After the recent mass executions in the Saudi kingdom, most of them members of the minority Shia community, Javaid's family feared he could have been one of them.

"There is an acute feeling of helplessness emanating from deep concerns about his safety and well-being," Sajjad said. "But there is also a flicker of hope, for truth, for justice".

Meanwhile, Press TV reached out to Imtiyaz Hussaini, a Kashmiri student in Iran's northeastern city of Mashhad, who had asked for Javaid's WhatsApp number that apparently led to his arrest.

Hussaini admitted that he had a brief chat on Facebook with Javaid, whom he had known for a few years, in March 2020, and asked for his number as he was planning a visit to Saudi Arabia.

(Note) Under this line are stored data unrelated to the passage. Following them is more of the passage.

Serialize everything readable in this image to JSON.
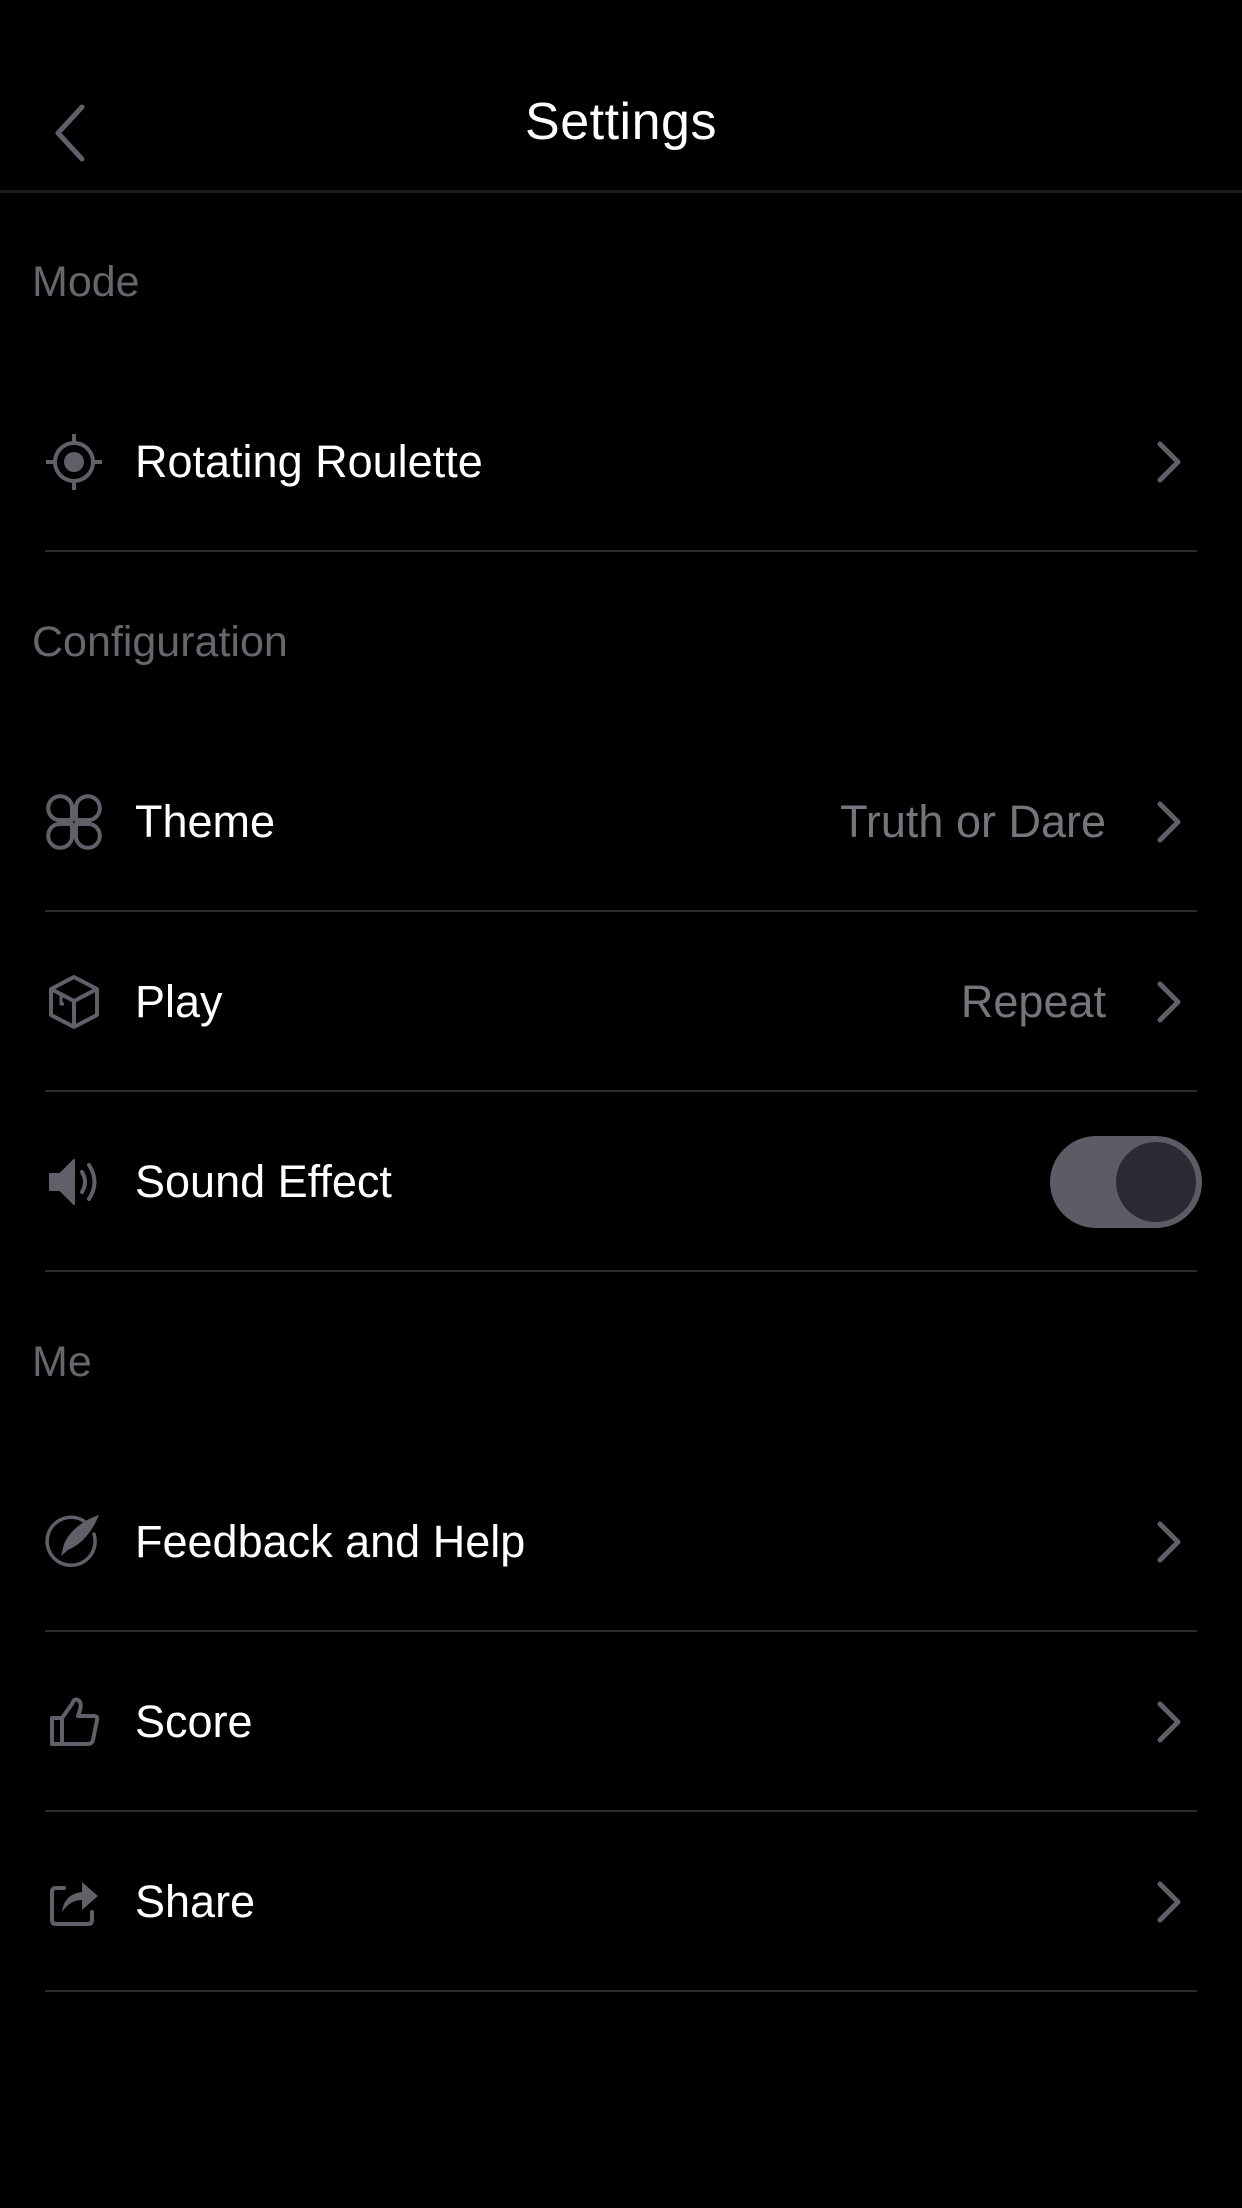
{
  "header": {
    "title": "Settings",
    "back_icon": "chevron-left-icon"
  },
  "colors": {
    "background": "#000000",
    "text_primary": "#ffffff",
    "text_secondary": "#75757c",
    "section_label": "#66666c",
    "icon": "#5f6068",
    "divider": "#2a2a30",
    "toggle_track": "#5b5c64",
    "toggle_knob": "#2a2a33"
  },
  "sections": [
    {
      "label": "Mode",
      "items": [
        {
          "label": "Rotating Roulette",
          "icon": "target-icon",
          "value": null,
          "chevron": true
        }
      ]
    },
    {
      "label": "Configuration",
      "items": [
        {
          "label": "Theme",
          "icon": "clover-icon",
          "value": "Truth or Dare",
          "chevron": true
        },
        {
          "label": "Play",
          "icon": "cube-icon",
          "value": "Repeat",
          "chevron": true
        },
        {
          "label": "Sound Effect",
          "icon": "speaker-icon",
          "toggle": true,
          "toggle_on": true
        }
      ]
    },
    {
      "label": "Me",
      "items": [
        {
          "label": "Feedback and Help",
          "icon": "feather-pen-icon",
          "value": null,
          "chevron": true
        },
        {
          "label": "Score",
          "icon": "thumbs-up-icon",
          "value": null,
          "chevron": true
        },
        {
          "label": "Share",
          "icon": "share-icon",
          "value": null,
          "chevron": true
        }
      ]
    }
  ]
}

"I was planning to go to Saudi Arabia that time and reached out to Javaid as I thought he could be a good help and guide," Imtiyaz told Press TV, saying he had no inkling that Javaid has been arrested, until only three months ago when he learned about it from an acquaintance.

“It came as a massive shock, especially when I learned that his arrest has been linked to our very brief and uncontroversial 2020 Facebook chat,” Imtiyaz, who has been studying in Iran since 2015, remarked.

He said he has been trying to establish contact with the Saudi authorities in both Riyadh and Dammam, “to present the real account” and to help in securing Javaid’s release, but to no avail.

Political and legal analysts who are following the case told Press TV that the “Iran-Saudi regional rivalry” could have complicated this case.

“One person is in Iran, the other is in Saudi Arabia, and social media pages of both show they have been vocal about their advocacy of issues such as Yemen and Palestine,” said an analyst, adding that the Saudi security and intelligence agencies are “sensitive” to it.

Also, since Javaid had reportedly made a few trips to Iran as a pilgrim, before and after his employment in Saudi Arabia, could have triggered the Saudi agencies, an informed source told Press TV.

In recent years, arbitrary arrests and other human rights violations in the kingdom have assumed alarming proportions, with hundreds of thousands of youth behind the bars, including foreign nationals. 

Sajjad said he and his family members are willing to travel to Saudi Arabia “if that helps in Javaid’s release”. Imtiyaz seconded him, saying he is also “willing to cooperate in investigations” as there is “nothing to hide.”